René Ernest Brédier (1897- ?)
René Ernest Brédier est l’un des premiers artistes à faire partie de la Collection Sainte-Anne. Professeur de dessin à Paris, il est hospitalisé en 1942 à l’âge de quarante-cinq ans pour une durée inconnue. Douze œuvres sont conservées, pour la plupart adressées à son médecin, le docteur Bressière, datées de 1942.

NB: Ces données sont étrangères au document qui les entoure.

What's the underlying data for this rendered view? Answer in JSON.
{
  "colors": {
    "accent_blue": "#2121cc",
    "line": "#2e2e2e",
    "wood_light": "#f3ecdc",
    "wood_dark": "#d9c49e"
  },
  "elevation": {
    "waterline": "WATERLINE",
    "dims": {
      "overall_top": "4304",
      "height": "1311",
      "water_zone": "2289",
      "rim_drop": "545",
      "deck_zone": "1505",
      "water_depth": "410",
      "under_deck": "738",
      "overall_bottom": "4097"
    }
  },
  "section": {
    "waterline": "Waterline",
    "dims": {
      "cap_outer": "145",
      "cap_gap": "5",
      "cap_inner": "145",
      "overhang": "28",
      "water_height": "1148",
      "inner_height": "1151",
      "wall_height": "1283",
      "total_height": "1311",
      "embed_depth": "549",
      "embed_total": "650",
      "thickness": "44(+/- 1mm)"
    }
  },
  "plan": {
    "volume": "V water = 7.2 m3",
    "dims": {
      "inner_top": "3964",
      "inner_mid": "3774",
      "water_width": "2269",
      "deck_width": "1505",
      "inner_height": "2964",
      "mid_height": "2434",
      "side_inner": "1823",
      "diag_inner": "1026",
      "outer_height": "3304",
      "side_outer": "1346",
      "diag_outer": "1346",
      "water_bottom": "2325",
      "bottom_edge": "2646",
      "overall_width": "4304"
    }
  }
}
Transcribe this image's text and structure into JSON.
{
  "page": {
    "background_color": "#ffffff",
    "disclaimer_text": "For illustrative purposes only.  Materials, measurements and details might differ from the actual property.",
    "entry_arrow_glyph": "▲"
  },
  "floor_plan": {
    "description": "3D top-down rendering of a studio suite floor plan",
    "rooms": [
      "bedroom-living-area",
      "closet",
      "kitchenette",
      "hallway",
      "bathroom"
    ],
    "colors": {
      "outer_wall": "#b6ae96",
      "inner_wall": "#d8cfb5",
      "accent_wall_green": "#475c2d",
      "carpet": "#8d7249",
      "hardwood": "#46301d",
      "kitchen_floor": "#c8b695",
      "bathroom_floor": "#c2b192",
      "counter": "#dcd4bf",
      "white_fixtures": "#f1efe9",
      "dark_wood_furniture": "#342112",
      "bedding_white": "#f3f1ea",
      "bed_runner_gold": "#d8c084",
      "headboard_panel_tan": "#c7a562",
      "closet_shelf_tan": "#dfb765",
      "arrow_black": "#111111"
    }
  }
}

René Ernest Brédier s’exerce dans la pratique du portrait à la mine de plomb et fusain rehaussé de craie blanche, techniques et matériaux qui le renvoient à son activité de professeur de dessin. Tel un exercice technique, il s’applique au dessin d’observation des patients de l’hôpital, tantôt leurs visages tantôt leur gestuelle dans des activités quotidiennes comme la lecture. Ce corpus se distingue dans sa cohérence de sujet et d’exécution, telle une étude approfondie des expressions de ses semblables. Les œuvres ont été peu montrées jusqu’à ces dernières années. En effet, la qualité esthétique des dessins ne correspond pas à ce que l’on peut s’attendre à voir dans une collection hospitalière, et pour aller plus loin, à la définition de l’art brut de Jean Dubuffet qui prend sa source notamment -mais pas que- à partir d’œuvres issues de milieu psychiatrique.
L’attention portée sur l’expression et la gestuelle de cette série évoque sans détour la série des Manomanes de Théodore Géricault (1791-1824), commandée par le professeur Étienne-Jean Georget et réalisé à la Salpêtrière entre 1821 et 1824. Théodore Géricault réalise cette série de portraits à partir d’études physiques de patients, recueillis dans des manuels de psychiatrie. La série avait pour but d’être présentée aux étudiants en médecine afin de présenter l’aspect physique d’un aliéné. Cependant, la distinction entre le travail de René Ernest Brédier et Théodore Géricault se loge dans le contexte de réalisation. Brédier s’approche davantage d’une représentation de l’expression des passions tel Charles Lebrun (1619-1690) et s’émancipe du caractère psychotique de ses sujets. L’artiste propose une représentation sincère empreint de réalisme et d’humanité. Le corpus de René Ernest Brédier conteste d’une certaine façon les théories psycho-morphologiques introduites par Cesare Lombroso[1] (1835-1909).
Les œuvres de ce portraitiste affirmé ont été présentées lors de l’exposition Portraits, de 1905 à nos jours en 2002, projet d’étude sur le portrait à l’hôpital Sainte-Anne afin d’en déterminer les factures et l’évolution de ce genre emblématique dans l’histoire de l’art.
[1] LOMBROSO Cesare, L’homme criminel : atlas, 1887.